Jean-Marc Ayrault, président du groupe socialiste à l'Assemblée nationale, et ses collègues députés ont déposé une proposition de loi relative à la suppression du crédit revolving, à l’encadrement des crédits à la consommation et à la protection des consommateurs par l’action de groupe. A son article 1er, il est prévu l'abrogation des articles L. 311-9 et L. 311-9-1 du code de la consommation qui encadrent le crédit dit "renouvelable".

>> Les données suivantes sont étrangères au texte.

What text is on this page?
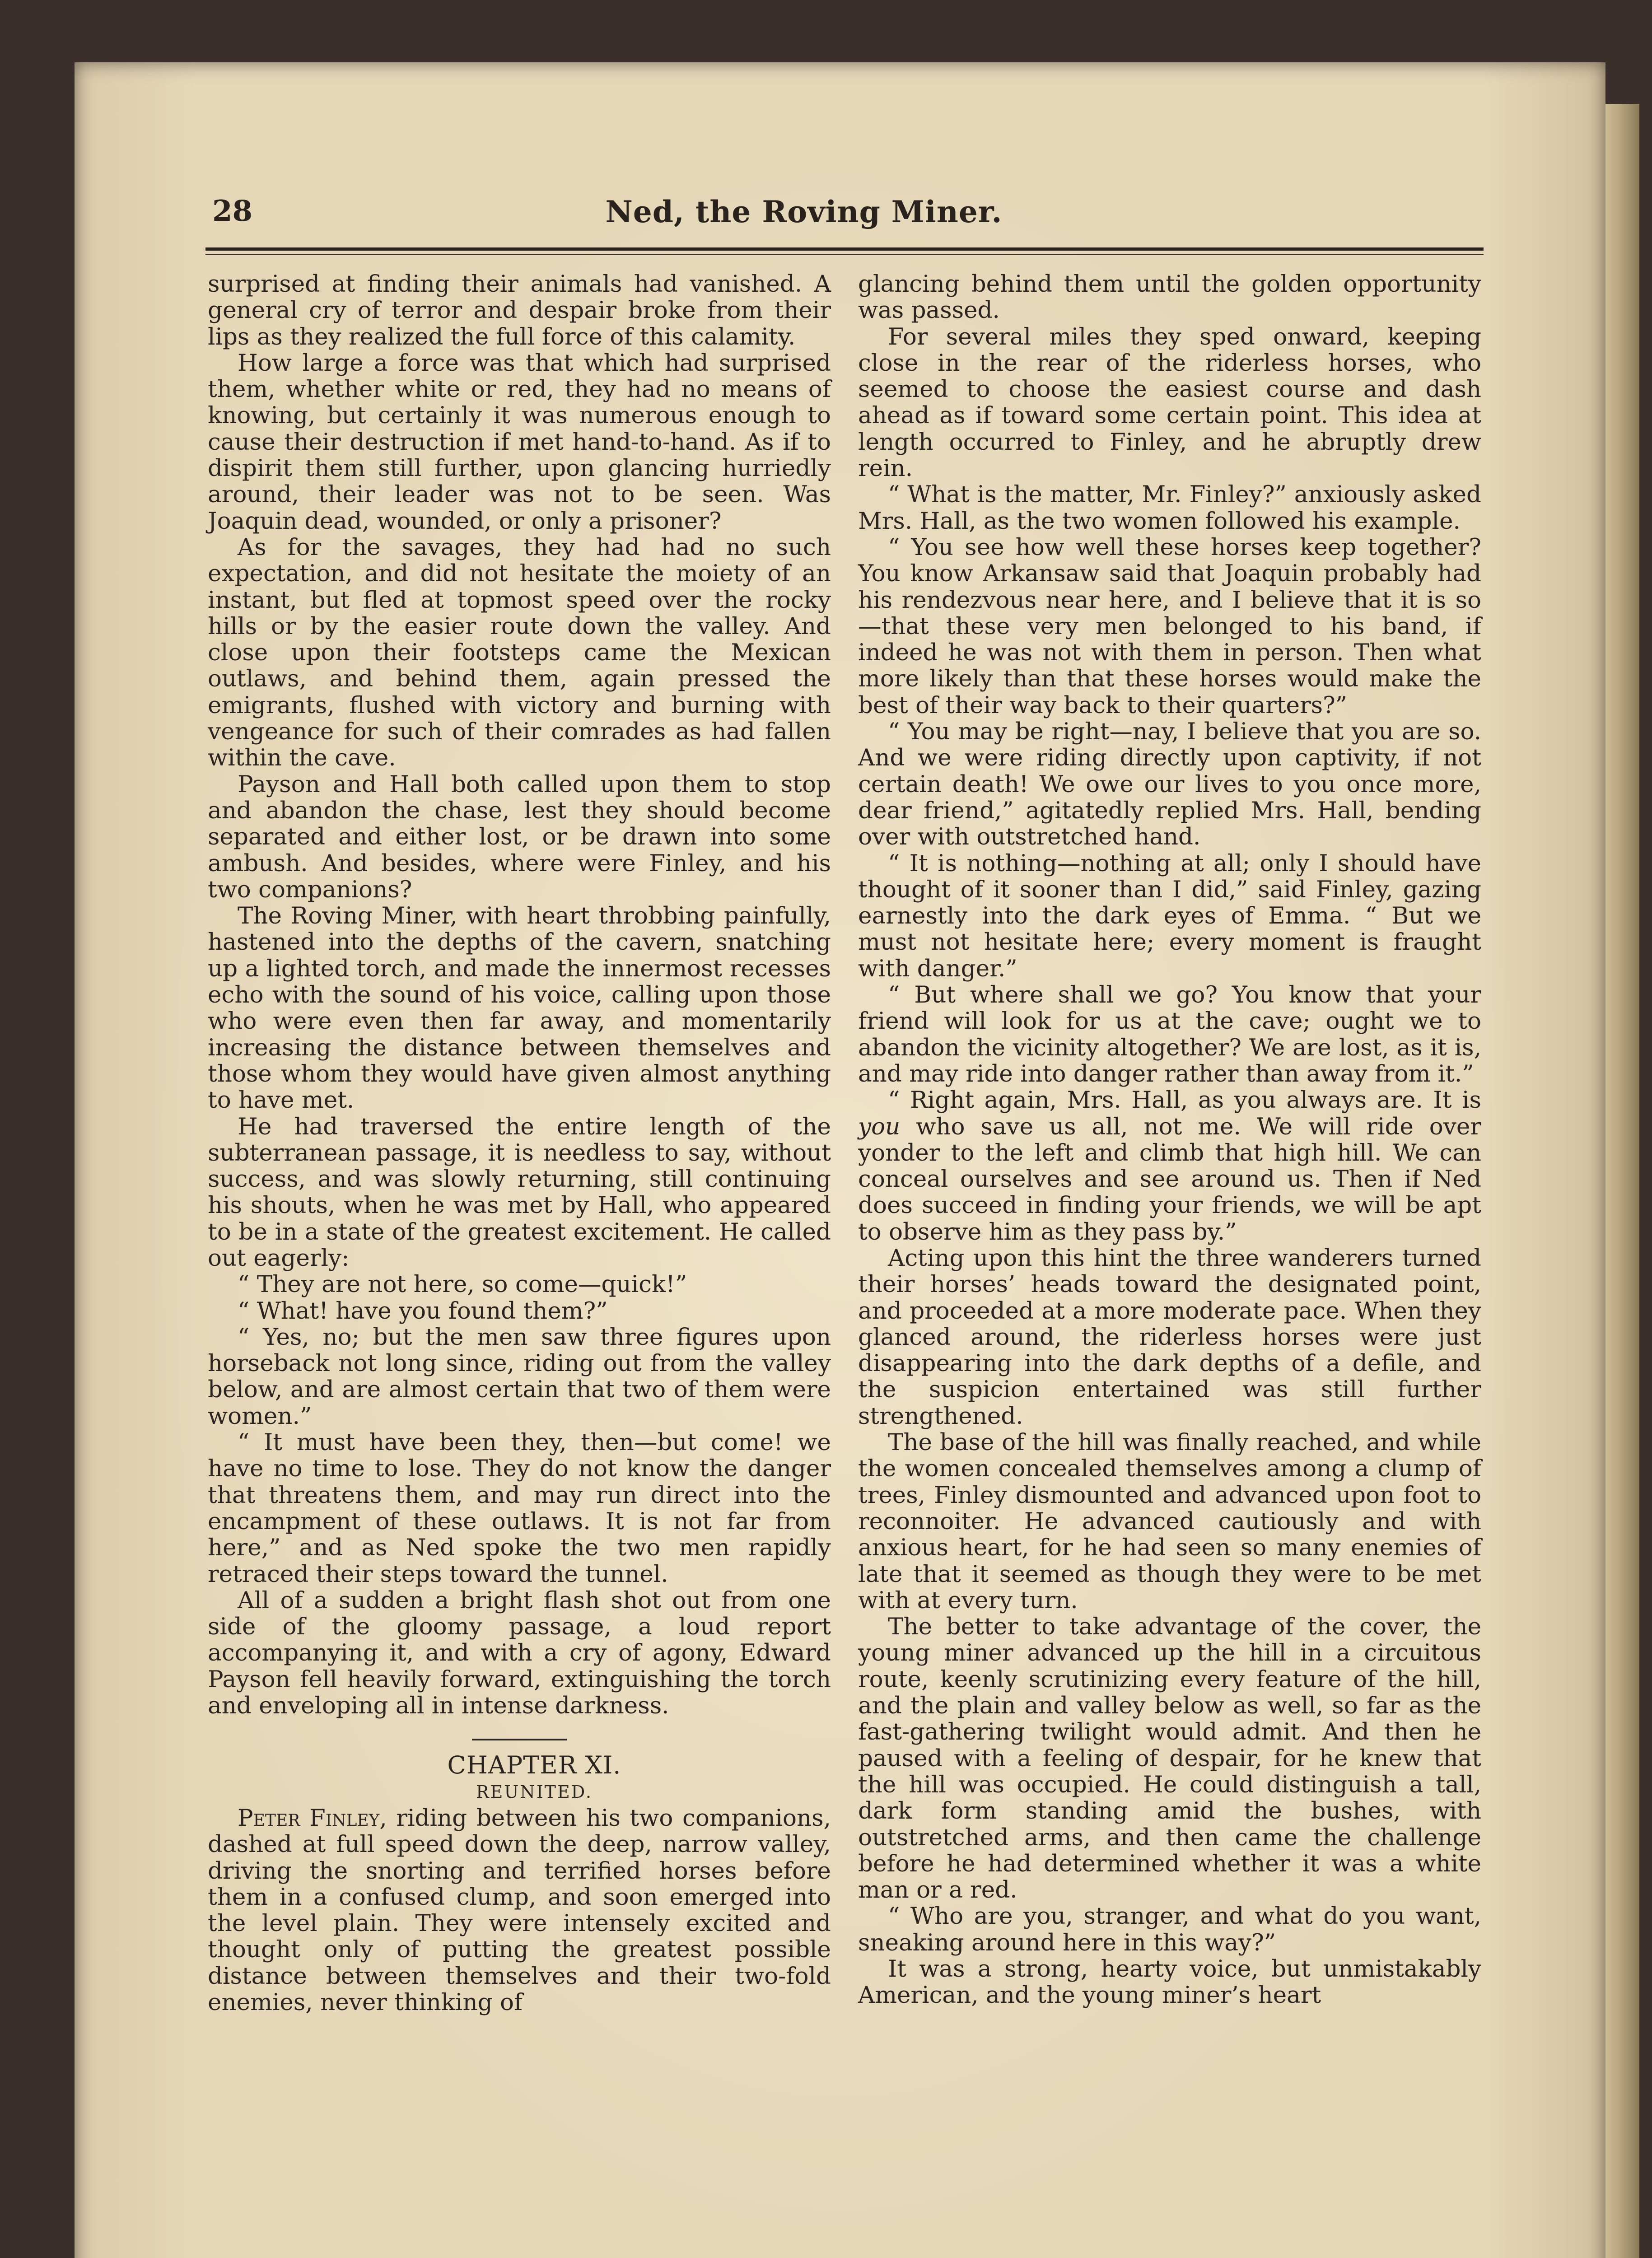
28	Ned, the Roving Miner.

surprised at finding their animals had vanished. A general cry of terror and despair broke from their lips as they realized the full force of this calamity.

How large a force was that which had surprised them, whether white or red, they had no means of knowing, but certainly it was numerous enough to cause their destruction if met hand-to-hand. As if to dispirit them still further, upon glancing hurriedly around, their leader was not to be seen. Was Joaquin dead, wounded, or only a prisoner?

As for the savages, they had had no such expectation, and did not hesitate the moiety of an instant, but fled at topmost speed over the rocky hills or by the easier route down the valley. And close upon their footsteps came the Mexican outlaws, and behind them, again pressed the emigrants, flushed with victory and burning with vengeance for such of their comrades as had fallen within the cave.

Payson and Hall both called upon them to stop and abandon the chase, lest they should become separated and either lost, or be drawn into some ambush. And besides, where were Finley, and his two companions?

The Roving Miner, with heart throbbing painfully, hastened into the depths of the cavern, snatching up a lighted torch, and made the innermost recesses echo with the sound of his voice, calling upon those who were even then far away, and momentarily increasing the distance between themselves and those whom they would have given almost anything to have met.

He had traversed the entire length of the subterranean passage, it is needless to say, without success, and was slowly returning, still continuing his shouts, when he was met by Hall, who appeared to be in a state of the greatest excitement. He called out eagerly:

“ They are not here, so come—quick!”

“ What! have you found them?”

“ Yes, no; but the men saw three figures upon horseback not long since, riding out from the valley below, and are almost certain that two of them were women.”

“ It must have been they, then—but come! we have no time to lose. They do not know the danger that threatens them, and may run direct into the encampment of these outlaws. It is not far from here,” and as Ned spoke the two men rapidly retraced their steps toward the tunnel.

All of a sudden a bright flash shot out from one side of the gloomy passage, a loud report accompanying it, and with a cry of agony, Edward Payson fell heavily forward, extinguishing the torch and enveloping all in intense darkness.

CHAPTER XI.

REUNITED.

Peter Finley, riding between his two companions, dashed at full speed down the deep, narrow valley, driving the snorting and terrified horses before them in a confused clump, and soon emerged into the level plain. They were intensely excited and thought only of putting the greatest possible distance between themselves and their two-fold enemies, never thinking of

glancing behind them until the golden opportunity was passed.

For several miles they sped onward, keeping close in the rear of the riderless horses, who seemed to choose the easiest course and dash ahead as if toward some certain point. This idea at length occurred to Finley, and he abruptly drew rein.

“ What is the matter, Mr. Finley?” anxiously asked Mrs. Hall, as the two women followed his example.

“ You see how well these horses keep together? You know Arkansaw said that Joaquin probably had his rendezvous near here, and I believe that it is so—that these very men belonged to his band, if indeed he was not with them in person. Then what more likely than that these horses would make the best of their way back to their quarters?”

“ You may be right—nay, I believe that you are so. And we were riding directly upon captivity, if not certain death! We owe our lives to you once more, dear friend,” agitatedly replied Mrs. Hall, bending over with outstretched hand.

“ It is nothing—nothing at all; only I should have thought of it sooner than I did,” said Finley, gazing earnestly into the dark eyes of Emma. “ But we must not hesitate here; every moment is fraught with danger.”

“ But where shall we go? You know that your friend will look for us at the cave; ought we to abandon the vicinity altogether? We are lost, as it is, and may ride into danger rather than away from it.”

“ Right again, Mrs. Hall, as you always are. It is you who save us all, not me. We will ride over yonder to the left and climb that high hill. We can conceal ourselves and see around us. Then if Ned does succeed in finding your friends, we will be apt to observe him as they pass by.”

Acting upon this hint the three wanderers turned their horses’ heads toward the designated point, and proceeded at a more moderate pace. When they glanced around, the riderless horses were just disappearing into the dark depths of a defile, and the suspicion entertained was still further strengthened.

The base of the hill was finally reached, and while the women concealed themselves among a clump of trees, Finley dismounted and advanced upon foot to reconnoiter. He advanced cautiously and with anxious heart, for he had seen so many enemies of late that it seemed as though they were to be met with at every turn.

The better to take advantage of the cover, the young miner advanced up the hill in a circuitous route, keenly scrutinizing every feature of the hill, and the plain and valley below as well, so far as the fast-gathering twilight would admit. And then he paused with a feeling of despair, for he knew that the hill was occupied. He could distinguish a tall, dark form standing amid the bushes, with outstretched arms, and then came the challenge before he had determined whether it was a white man or a red.

“ Who are you, stranger, and what do you want, sneaking around here in this way?”

It was a strong, hearty voice, but unmistakably American, and the young miner’s heart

Lors de sa discussion générale en séance publique le jeudi 15 octobre 2009, le député socialiste d'Ille-et-Vilaine Jean-René Marsac a déclaré que " Le système bancaire coopératif et mutualiste porte dans ses principes fondateurs l’accès du plus grand nombre au crédit et la mutualisation des risques entre les déposants". Pour le parlementaire, la suppression du crédit revolving est "l’occasion de créer un espace pour des solutions coopératives et mutualistes nouvelles". Et d'ajouter que "nombreux sont nos concitoyens qui sont prêts à participer, avec une partie de leur épargne, à des solutions solidaires et mutualistes au sein du système bancaire".

Si certaines banques coopératives ont déjà développé des outils innovants en matière de finance solidaire, il serait très intéressant que les trois groupes coopératifs réfléchissent ensemble à la piste avancée par Jean-René Marsac.

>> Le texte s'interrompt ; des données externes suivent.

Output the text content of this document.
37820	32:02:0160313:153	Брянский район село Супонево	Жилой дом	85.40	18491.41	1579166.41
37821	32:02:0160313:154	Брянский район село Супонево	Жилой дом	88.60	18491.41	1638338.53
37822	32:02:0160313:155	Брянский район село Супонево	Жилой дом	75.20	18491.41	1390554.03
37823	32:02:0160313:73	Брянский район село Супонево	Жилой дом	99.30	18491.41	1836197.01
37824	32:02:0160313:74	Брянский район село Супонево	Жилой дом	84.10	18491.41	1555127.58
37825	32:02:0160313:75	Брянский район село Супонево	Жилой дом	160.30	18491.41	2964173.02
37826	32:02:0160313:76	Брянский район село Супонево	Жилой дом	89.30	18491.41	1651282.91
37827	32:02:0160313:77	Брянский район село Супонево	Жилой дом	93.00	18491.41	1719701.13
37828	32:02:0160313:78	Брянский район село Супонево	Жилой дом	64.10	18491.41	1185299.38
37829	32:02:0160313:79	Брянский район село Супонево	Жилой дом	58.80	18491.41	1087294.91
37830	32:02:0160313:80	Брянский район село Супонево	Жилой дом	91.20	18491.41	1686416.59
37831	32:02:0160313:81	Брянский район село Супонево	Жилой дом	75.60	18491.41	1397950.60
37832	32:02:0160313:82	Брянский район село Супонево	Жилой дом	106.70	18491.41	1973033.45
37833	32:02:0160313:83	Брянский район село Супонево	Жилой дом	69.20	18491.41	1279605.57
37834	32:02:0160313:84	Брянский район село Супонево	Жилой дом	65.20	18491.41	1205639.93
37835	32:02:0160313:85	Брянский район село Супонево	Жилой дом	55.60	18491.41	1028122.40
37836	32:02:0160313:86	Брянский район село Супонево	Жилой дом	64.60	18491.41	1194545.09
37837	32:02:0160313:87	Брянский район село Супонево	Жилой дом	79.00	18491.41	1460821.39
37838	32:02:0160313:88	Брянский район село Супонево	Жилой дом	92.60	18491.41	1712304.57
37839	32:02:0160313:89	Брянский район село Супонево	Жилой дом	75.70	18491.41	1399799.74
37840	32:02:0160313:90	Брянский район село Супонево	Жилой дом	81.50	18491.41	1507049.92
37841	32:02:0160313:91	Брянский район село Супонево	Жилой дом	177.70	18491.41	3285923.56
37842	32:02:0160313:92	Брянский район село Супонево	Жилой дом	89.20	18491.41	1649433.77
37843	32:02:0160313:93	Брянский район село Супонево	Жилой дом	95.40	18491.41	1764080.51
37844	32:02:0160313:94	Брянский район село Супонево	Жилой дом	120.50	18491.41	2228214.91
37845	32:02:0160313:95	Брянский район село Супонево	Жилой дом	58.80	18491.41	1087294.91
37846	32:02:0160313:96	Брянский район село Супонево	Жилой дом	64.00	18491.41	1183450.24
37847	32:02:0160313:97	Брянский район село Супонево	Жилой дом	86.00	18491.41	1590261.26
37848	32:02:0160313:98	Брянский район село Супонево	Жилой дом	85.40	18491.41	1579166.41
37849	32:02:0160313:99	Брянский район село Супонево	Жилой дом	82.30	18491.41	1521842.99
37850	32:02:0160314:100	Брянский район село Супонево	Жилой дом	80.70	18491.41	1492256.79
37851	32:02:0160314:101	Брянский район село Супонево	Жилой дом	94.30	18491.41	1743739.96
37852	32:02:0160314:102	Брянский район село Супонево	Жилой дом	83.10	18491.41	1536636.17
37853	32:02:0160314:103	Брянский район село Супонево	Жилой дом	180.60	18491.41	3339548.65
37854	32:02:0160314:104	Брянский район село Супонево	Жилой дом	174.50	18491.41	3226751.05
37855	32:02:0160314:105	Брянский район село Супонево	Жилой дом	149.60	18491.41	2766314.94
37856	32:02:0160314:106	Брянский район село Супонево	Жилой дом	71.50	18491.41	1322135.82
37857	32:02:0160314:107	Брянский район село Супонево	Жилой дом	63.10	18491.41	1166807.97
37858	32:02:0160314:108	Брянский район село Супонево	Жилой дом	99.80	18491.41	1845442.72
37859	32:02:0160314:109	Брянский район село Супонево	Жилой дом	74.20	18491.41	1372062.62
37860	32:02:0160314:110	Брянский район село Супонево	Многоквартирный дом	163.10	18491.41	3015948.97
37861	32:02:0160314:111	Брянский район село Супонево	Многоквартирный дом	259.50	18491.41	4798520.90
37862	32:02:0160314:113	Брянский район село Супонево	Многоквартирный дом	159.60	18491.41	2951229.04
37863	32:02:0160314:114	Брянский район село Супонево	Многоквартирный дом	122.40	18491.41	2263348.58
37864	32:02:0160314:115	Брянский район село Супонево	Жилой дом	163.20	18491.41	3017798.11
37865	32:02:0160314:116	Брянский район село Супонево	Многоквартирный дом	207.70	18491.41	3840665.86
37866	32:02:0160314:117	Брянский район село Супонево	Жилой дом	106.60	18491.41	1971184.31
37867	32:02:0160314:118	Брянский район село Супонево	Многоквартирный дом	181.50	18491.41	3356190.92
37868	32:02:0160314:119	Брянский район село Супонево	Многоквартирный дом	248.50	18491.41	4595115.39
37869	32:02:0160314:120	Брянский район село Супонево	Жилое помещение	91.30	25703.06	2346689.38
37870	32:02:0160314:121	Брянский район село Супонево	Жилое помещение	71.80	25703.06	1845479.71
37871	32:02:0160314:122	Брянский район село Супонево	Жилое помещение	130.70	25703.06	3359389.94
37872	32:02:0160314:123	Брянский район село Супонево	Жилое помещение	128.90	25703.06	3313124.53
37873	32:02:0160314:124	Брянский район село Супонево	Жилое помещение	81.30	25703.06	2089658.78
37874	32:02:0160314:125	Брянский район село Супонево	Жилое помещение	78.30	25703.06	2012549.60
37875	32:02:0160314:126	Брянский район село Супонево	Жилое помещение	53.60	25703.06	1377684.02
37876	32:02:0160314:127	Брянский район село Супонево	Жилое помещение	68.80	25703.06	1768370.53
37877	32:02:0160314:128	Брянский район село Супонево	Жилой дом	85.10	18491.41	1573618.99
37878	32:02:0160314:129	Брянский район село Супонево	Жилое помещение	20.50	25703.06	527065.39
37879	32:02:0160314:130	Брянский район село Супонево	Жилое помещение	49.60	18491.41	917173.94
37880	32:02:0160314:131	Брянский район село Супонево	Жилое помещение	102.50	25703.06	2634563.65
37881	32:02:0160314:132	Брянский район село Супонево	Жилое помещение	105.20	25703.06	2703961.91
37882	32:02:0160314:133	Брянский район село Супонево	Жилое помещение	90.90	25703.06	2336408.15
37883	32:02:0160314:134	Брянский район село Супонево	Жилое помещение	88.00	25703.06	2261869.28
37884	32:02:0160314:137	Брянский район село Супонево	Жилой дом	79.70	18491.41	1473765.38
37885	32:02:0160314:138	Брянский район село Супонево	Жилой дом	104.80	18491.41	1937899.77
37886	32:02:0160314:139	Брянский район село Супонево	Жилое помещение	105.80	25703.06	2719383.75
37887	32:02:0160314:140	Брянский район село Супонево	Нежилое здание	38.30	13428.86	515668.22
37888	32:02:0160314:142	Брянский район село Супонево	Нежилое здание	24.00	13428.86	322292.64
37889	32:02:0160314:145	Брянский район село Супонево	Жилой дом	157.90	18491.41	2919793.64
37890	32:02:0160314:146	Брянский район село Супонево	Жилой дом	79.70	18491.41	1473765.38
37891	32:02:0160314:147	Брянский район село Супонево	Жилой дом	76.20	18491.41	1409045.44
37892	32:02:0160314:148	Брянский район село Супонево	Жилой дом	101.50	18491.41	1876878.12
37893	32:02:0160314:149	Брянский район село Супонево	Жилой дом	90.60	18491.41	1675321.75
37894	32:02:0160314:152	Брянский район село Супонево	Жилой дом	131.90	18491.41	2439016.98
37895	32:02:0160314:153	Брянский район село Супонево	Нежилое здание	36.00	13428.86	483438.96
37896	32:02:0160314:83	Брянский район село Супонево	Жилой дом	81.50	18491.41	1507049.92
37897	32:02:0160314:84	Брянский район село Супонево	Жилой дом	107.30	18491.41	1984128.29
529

Extrait du compte-rendu de la séance du 15 octobre 2009

M. Jean-René Marsac.

Il faut ouvrir d’autres pistes pour favoriser l’accès de tous au crédit, notamment en créant un crédit universel distribué par le réseau bancaire, adossé à un fonds de garantie pour les ménages aux ressources précaires – CDD, activité professionnelle non stabilisée ou encore maladie. Cette garantie pourrait relever d’une extension des missions du fonds de cohésion sociale déjà en place pour garantir, auprès des banques, des prêts personnels.

Le système bancaire coopératif et mutualiste porte dans ses principes fondateurs l’accès du plus grand nombre au crédit et la mutualisation des risques entre les déposants. La suppression du crédit revolving que nous proposons est l’occasion de créer un espace pour des solutions coopératives et mutualistes nouvelles. Je pense que nombreux sont nos concitoyens qui sont prêts à participer, avec une partie de leur épargne, à des solutions solidaires et mutualistes au sein du système bancaire.

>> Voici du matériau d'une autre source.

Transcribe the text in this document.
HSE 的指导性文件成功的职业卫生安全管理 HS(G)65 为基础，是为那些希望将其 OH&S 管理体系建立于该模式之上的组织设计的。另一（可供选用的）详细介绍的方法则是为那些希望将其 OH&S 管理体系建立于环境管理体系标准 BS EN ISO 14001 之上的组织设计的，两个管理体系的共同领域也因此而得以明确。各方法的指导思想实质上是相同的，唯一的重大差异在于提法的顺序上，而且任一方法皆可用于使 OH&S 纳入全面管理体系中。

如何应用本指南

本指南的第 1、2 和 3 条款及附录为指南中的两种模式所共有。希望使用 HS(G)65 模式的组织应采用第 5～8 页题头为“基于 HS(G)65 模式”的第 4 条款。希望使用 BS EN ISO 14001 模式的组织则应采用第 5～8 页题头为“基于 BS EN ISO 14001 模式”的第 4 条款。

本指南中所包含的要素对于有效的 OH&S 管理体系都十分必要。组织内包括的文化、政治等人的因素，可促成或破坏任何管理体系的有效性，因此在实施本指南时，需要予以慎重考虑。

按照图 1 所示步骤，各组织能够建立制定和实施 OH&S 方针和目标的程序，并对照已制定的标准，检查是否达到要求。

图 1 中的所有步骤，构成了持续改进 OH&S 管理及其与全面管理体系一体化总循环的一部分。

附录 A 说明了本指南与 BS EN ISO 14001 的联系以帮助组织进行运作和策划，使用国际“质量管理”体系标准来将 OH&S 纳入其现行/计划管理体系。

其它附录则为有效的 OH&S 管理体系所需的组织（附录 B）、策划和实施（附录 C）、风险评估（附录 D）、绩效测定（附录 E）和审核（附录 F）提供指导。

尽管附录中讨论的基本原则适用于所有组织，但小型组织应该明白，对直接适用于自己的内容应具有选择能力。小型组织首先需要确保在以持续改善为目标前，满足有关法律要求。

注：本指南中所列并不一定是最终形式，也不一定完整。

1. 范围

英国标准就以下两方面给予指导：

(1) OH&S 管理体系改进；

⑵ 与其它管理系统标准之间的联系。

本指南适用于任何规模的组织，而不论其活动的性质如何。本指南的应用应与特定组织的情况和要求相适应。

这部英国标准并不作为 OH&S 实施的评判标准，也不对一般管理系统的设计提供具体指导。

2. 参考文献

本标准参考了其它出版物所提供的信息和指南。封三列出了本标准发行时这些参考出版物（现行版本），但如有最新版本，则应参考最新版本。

II convient également de renforcer l’information, le conseil et l’accompagnement des ménages dont l’endettement est élevé. Des conseils au bon moment valent mieux que des gestions a posteriori beaucoup plus coûteuses pour la collectivité. Je rappelle que les expériences de micro-crédit pour la création d’entreprises – c’est le cas de l’ADIE – ou pour des projets personnels obtiennent de bons résultats grâce au conseil et à l’accompagnement des emprunteurs pourtant considérés a priori comme inaptes au crédit bancaire.

Voilà, monsieur le secrétaire d’État, quelques propositions permettant de remplacer rapidement le crédit revolving par d’autres solutions bancaires viables et plus justes.